On 27 April 2007, China submitted its arguments against the claims filed by the US, the EU and Canada concerning China’s tariff treatment of imported auto parts. This is the first WTO dispute panel to be established against China since its accession to the WTO in December 2001. In previous cases, China had been able to reach a solution in the course of consultations with the affected country. However, in the case at hand, consultations failed and, on 15 September 2006, the EU, the US and Canada formally filed separate requests for the establishment of a WTO Panel to rule on this matter. Under the Chinese Regulations that have been put into question, China imposes tariffs on imported auto parts equivalent to the tariff imposed on complete vehicles (ie, around 25% duty) if the imported parts constitute 60% of the vehicle’s content or 60% of the vehicle’s price (or when specific combinations of imported auto parts are used in the final vehicle). Imports of components representing less than 60% of the total value of a vehicle are subject to a tariff of only 10%.

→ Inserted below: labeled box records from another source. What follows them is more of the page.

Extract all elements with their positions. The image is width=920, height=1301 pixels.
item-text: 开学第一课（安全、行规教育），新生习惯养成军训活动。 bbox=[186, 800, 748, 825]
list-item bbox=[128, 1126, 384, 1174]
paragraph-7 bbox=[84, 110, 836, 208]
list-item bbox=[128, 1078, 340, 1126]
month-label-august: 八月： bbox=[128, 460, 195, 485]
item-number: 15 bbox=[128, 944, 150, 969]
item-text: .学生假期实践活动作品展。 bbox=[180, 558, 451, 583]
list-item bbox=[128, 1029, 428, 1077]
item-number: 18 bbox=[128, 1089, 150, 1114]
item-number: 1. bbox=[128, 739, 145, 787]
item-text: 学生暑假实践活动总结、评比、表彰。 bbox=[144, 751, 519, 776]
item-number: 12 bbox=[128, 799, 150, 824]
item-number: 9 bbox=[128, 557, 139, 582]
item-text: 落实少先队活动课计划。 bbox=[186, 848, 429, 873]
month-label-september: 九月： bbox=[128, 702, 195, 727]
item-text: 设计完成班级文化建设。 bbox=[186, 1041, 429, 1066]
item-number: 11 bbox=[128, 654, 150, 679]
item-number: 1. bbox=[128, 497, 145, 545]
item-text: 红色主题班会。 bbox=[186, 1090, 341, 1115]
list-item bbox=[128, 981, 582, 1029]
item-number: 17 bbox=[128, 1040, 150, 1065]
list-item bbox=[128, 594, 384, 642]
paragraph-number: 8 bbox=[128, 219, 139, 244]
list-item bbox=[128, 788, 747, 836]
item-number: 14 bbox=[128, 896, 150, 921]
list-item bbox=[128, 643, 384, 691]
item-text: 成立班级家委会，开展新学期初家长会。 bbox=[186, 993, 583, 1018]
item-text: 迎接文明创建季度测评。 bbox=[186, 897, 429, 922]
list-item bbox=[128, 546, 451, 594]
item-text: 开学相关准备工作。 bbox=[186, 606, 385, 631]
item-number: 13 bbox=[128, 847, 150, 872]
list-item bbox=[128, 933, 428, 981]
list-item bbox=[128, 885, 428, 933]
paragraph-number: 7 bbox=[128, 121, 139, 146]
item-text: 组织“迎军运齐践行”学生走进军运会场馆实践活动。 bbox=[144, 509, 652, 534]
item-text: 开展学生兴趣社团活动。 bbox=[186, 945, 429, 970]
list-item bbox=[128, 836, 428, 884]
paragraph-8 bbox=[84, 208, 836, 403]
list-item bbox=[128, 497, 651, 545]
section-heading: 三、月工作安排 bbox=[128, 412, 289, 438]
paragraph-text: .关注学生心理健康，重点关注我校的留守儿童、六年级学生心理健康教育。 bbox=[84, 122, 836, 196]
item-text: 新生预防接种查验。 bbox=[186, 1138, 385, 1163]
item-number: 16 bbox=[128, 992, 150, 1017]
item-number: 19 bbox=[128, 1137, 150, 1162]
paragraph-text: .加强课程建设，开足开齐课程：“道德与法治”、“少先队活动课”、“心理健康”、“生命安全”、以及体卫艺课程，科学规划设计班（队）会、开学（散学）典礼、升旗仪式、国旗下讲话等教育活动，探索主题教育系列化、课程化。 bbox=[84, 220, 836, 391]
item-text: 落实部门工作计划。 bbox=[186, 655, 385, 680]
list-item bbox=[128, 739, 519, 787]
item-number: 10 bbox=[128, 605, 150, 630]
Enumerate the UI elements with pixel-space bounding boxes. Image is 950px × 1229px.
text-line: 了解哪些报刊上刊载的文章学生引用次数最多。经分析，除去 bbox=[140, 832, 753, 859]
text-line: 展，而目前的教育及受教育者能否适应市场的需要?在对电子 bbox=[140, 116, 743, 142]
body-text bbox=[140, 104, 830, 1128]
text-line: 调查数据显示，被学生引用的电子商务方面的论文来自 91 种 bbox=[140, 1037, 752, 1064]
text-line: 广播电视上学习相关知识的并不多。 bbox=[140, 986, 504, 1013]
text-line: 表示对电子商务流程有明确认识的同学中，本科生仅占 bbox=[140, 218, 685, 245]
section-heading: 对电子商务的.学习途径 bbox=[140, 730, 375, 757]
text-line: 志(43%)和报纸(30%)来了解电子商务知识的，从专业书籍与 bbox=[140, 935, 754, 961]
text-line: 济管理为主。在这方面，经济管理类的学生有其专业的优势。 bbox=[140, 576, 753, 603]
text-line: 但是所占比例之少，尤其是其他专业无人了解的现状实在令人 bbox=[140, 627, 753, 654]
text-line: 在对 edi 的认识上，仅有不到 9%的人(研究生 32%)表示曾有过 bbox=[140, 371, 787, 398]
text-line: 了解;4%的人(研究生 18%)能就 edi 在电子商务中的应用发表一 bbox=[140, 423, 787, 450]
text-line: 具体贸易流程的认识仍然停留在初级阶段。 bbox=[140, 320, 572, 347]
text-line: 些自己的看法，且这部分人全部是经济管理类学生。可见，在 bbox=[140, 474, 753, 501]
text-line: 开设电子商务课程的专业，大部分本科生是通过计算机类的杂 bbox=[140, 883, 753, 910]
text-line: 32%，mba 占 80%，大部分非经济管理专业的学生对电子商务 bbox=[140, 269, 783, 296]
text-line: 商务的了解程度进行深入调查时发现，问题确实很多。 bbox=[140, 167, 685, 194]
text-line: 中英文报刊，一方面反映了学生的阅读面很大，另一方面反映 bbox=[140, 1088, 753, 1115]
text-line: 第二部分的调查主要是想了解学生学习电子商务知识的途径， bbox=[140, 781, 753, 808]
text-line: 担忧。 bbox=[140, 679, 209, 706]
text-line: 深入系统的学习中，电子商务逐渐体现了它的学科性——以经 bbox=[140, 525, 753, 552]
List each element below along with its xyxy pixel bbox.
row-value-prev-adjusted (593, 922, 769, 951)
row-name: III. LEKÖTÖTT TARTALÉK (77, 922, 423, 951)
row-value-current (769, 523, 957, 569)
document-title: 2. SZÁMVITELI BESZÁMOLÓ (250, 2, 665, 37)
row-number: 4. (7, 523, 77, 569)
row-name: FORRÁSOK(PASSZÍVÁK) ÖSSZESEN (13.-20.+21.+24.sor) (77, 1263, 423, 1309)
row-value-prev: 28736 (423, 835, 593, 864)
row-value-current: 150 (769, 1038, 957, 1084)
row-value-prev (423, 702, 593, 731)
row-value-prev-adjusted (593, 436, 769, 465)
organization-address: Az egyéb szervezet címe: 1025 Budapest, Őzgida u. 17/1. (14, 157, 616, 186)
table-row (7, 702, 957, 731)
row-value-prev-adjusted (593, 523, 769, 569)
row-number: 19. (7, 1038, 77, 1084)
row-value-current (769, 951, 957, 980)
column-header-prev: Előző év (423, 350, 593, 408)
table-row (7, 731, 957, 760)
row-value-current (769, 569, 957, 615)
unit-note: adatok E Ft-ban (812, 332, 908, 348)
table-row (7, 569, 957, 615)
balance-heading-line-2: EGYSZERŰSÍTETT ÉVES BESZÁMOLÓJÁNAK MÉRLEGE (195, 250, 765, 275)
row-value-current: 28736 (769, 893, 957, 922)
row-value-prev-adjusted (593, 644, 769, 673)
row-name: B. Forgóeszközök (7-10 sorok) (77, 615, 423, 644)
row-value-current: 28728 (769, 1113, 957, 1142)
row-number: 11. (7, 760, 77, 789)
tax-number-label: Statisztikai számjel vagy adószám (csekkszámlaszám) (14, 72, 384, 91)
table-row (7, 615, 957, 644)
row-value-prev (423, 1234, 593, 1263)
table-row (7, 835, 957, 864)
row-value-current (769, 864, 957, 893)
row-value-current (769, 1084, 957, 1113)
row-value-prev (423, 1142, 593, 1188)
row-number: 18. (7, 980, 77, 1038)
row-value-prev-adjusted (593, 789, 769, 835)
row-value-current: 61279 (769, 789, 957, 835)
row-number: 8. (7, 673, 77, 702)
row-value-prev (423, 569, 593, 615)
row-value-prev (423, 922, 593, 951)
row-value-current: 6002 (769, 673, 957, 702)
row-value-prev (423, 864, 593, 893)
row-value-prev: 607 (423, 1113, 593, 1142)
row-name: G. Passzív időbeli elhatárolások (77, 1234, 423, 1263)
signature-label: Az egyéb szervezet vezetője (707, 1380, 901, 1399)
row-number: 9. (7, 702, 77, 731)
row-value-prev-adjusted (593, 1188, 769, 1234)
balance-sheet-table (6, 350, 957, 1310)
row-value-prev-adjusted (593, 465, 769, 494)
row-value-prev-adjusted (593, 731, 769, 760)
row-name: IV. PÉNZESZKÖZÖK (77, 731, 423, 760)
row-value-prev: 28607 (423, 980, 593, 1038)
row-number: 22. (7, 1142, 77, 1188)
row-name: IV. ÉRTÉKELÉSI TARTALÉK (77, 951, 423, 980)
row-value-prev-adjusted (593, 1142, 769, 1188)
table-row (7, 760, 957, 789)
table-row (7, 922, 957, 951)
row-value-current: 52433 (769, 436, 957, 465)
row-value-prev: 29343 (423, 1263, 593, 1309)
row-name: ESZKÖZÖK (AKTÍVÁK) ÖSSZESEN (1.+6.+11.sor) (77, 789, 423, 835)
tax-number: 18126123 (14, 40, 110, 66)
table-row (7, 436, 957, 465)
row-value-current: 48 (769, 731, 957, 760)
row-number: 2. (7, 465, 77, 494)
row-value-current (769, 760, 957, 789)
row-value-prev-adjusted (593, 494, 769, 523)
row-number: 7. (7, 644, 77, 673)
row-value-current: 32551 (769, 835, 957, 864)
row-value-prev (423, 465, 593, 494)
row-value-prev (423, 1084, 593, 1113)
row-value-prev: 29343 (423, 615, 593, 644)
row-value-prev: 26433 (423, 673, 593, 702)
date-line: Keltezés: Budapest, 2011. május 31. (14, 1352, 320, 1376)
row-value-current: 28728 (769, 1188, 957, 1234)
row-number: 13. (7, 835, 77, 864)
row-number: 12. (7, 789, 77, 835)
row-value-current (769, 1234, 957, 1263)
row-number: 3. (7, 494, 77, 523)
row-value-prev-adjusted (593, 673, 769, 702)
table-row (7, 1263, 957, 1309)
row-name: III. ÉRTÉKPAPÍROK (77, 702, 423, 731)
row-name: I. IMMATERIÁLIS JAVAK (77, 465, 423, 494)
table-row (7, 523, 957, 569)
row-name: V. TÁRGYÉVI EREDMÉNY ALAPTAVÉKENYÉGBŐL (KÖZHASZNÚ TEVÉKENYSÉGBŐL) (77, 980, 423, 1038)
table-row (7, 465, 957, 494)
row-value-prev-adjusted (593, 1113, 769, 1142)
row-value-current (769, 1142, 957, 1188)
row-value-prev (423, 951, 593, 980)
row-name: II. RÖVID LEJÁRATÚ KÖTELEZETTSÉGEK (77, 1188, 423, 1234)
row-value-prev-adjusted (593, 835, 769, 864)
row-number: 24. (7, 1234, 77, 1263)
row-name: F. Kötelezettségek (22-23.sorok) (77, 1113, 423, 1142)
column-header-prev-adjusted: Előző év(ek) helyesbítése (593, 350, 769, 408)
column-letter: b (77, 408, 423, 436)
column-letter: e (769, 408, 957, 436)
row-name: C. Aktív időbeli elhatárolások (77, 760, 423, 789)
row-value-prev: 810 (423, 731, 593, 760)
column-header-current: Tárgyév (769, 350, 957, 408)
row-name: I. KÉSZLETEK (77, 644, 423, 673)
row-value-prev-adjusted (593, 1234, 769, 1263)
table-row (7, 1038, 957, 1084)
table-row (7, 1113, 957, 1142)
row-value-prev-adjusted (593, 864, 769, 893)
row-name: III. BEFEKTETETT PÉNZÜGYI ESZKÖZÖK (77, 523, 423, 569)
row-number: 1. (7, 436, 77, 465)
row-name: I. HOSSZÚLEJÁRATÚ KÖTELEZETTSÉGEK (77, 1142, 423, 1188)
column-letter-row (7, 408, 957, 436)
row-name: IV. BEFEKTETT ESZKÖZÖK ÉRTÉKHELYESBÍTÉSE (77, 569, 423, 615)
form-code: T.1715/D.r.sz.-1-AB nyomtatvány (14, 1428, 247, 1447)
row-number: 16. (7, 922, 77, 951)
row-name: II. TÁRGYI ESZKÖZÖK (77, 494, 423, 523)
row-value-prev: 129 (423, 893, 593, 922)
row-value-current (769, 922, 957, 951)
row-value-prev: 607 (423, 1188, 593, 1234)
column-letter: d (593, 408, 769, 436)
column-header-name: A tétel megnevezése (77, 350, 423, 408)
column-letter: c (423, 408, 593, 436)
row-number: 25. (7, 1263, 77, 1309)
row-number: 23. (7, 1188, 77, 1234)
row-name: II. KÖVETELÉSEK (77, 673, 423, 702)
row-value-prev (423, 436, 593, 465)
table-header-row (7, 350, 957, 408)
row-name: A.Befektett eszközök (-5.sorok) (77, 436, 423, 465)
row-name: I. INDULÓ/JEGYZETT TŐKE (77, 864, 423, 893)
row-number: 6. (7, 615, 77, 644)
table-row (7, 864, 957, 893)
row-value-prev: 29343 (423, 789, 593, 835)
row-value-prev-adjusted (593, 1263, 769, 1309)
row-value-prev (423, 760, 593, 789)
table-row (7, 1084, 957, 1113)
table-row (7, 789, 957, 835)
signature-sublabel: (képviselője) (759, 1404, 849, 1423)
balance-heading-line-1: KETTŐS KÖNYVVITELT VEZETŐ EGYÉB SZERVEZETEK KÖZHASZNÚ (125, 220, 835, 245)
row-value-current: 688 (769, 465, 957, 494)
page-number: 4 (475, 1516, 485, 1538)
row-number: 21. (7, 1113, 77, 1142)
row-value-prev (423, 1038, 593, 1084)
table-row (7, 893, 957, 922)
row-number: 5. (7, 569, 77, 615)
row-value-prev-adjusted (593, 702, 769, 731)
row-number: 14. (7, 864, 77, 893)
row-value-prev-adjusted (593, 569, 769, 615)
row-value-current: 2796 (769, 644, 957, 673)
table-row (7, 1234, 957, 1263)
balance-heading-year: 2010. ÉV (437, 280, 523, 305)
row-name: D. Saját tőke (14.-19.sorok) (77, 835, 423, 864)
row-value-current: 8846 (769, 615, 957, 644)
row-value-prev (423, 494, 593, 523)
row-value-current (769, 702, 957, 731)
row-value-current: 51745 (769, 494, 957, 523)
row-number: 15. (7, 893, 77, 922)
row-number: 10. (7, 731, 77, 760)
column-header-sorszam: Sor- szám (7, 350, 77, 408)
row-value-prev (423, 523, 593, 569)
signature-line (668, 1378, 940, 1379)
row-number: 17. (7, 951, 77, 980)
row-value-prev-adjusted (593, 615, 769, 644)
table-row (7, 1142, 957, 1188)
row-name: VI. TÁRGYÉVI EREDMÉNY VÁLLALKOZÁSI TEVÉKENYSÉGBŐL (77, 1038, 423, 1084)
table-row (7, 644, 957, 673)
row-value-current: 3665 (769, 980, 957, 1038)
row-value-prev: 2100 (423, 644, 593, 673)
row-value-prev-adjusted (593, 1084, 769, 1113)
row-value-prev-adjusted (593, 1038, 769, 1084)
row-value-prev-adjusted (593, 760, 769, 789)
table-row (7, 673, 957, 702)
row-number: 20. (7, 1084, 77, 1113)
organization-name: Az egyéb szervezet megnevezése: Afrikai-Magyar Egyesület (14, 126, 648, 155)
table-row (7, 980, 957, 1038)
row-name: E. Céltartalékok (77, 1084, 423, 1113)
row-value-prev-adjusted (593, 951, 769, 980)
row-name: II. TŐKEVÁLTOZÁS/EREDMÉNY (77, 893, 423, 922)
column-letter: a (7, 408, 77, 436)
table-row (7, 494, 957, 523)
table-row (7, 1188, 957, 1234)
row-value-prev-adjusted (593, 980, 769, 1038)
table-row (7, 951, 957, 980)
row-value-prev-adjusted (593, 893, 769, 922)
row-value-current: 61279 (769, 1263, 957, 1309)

In particular, the complainants argue that the tariff surcharge constitutes a discriminatory tax in favour of domestic over imported goods and is intended to encourage auto parts manufacturers to establish production facilities in China as well as to protect domestic producers.
In its submission, China argues that the system is designed for consumer protection purposes and that the measures were adopted to prevent circumvention of its tariff rates for motor vehicles. In this respect, China believes that the tariffs are “entirely consistent” with practices of other WTO Members under similar circumstances. China also adds that the measures in question are border taxes and not internal taxes and so do not constitute a discriminatory tax in favour of domestic over imported goods.
The Panel is expected to give its final ruling to the parties in December 2007, followed with its public circulation in early 2008.